(Tribune News Service) — Supporters of a plan to build a museum to honor the Navajo Code Talkers are still about $40 million from making the project a reality.
Though the state put $6.4 million in capital outlay funds toward the project this year, the museum's organizers face a significant financial climb before doors could open, the CEO of the Navajo Code Talkers Museum said last week.
"Our capacity is severely limited," Regan Hawthorne told members of the interim Indian Affairs Committee. "We're still fledgling, we're still gaining momentum in finding our identity."
The Code Talkers were U.S. Marines who conveyed military orders, maneuvers and plans in their own language, bewildering the Japanese during World War II and helping American forces gain ground and victories in the Pacific.
Hawthorne is the son of the late Roy Hawthorne, a Navajo Marine veteran who served as a Code Talker on various South Pacific islands from 1942 to 1945.
The project, budgeted at more than $46 million, has been in the works since 2019, when the late John Pinto, a code talker and Democratic state senator from Gallup, first managed to acquire more than $1.2 million from funding controlled by fellow lawmakers and Gov. Michelle Lujan Grisham.

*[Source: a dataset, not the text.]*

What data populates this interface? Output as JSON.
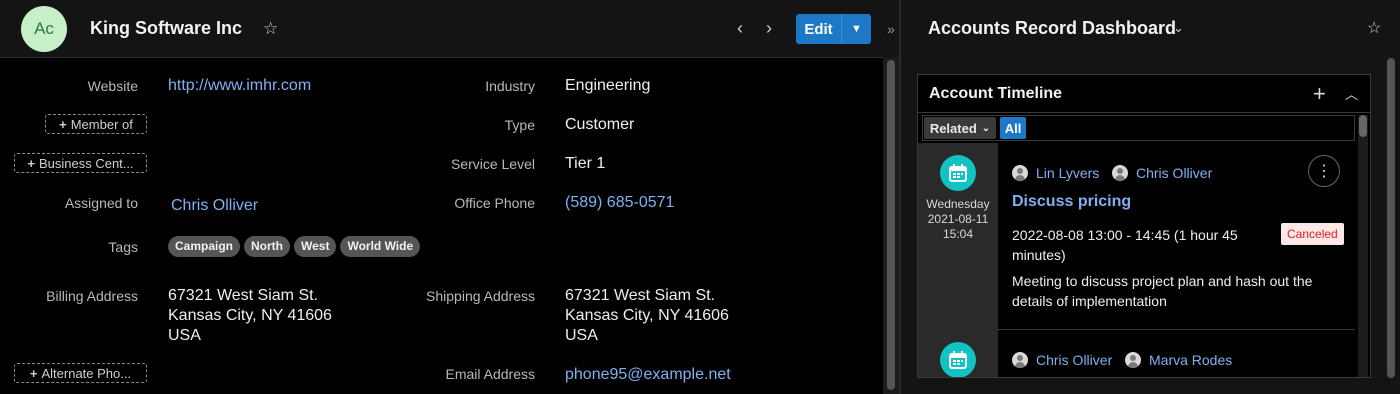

Pinto, who served as a Code Talker, had unsuccessfully worked for years to get the funding for the museum. In 2009, Chevron Mining Co. donated more than 200 acres in McKinley County for the project. The site, close to the Arizona border, is in the area most of the Code Talkers called home.
But the museum initiative has not gained much momentum since then for a number of reasons, Hawthorne told lawmakers.
Among other challenges, the museum's leaders have to finalize a deal with the Navajo Nation regarding the land for the museum. Hawthorne said to avoid a problem with the state's anti-donation clause, museum leaders are working on a deal to gift or sell the land to the Navajo Nation. He said he hopes that plan is finalized within a few months.
Meanwhile, finding funding has been challenging, in part because of the confusion over the land and the fact the museum's organizers do not have an administrative office where they can meet people and solicit financial support, Hawthorne told the committee members.
"We're not yet capable of operating a museum," he said during the hearing.
Several lawmakers, including Rep. Eliseo Alcon, D- Milan, and Rep. Anthony Allison, D-Fruitland,suggested Hawthorne seek federal funding since the Code Talkers served for the U.S. military.
"This project should not be handled locally. The Navajo language is what saved America during World War II," Allison said, adding it should be the federal government "we hold responsible for the building of this museum."
He noted there are only three Navajo Code Talkers still living.
Hawthorne and Sen. Shannon Pinto, D- Gallup — granddaughter of John Pinto — said the problem with that plan is it would cede oversight of the museum to the federal government, and not the state or the Navajo Nation.
"If the feds did it, it would not be the Navajo Code Talker Museum, it would be about all national code talkers," she said in an interview after the hearing.
Hawthorne told committee members he thinks the Navajo Nation would put some money into the project, though he could not say how much. He said in the interview he hopes leaders there would at least match the roughly $7.5 million New Mexico has invested in the project.
He said the money raised will serve as a "leveraging point" for the board to go to corporations and foundations for additional support.
To date, the museum board has raised about $50,000 in donations, he said.
The work of the Navajo Code Talkers has been heralded because the Japanese military proved adept at breaking American codes on troop movements in the South Pacific before the Navajos' arrival.
The Navajos' Diné language was unwritten, and few non-Navajos knew it. Strategists created a code of more than 200 Diné words conveyed by Navajos serving in the Marines. Not only did the code baffle the Japanese, but also the Allied forces and even Navajos who did not know the code.
"The enemy never understood what we were saying," John Pinto said years ago during one legislative hearing on the initiative.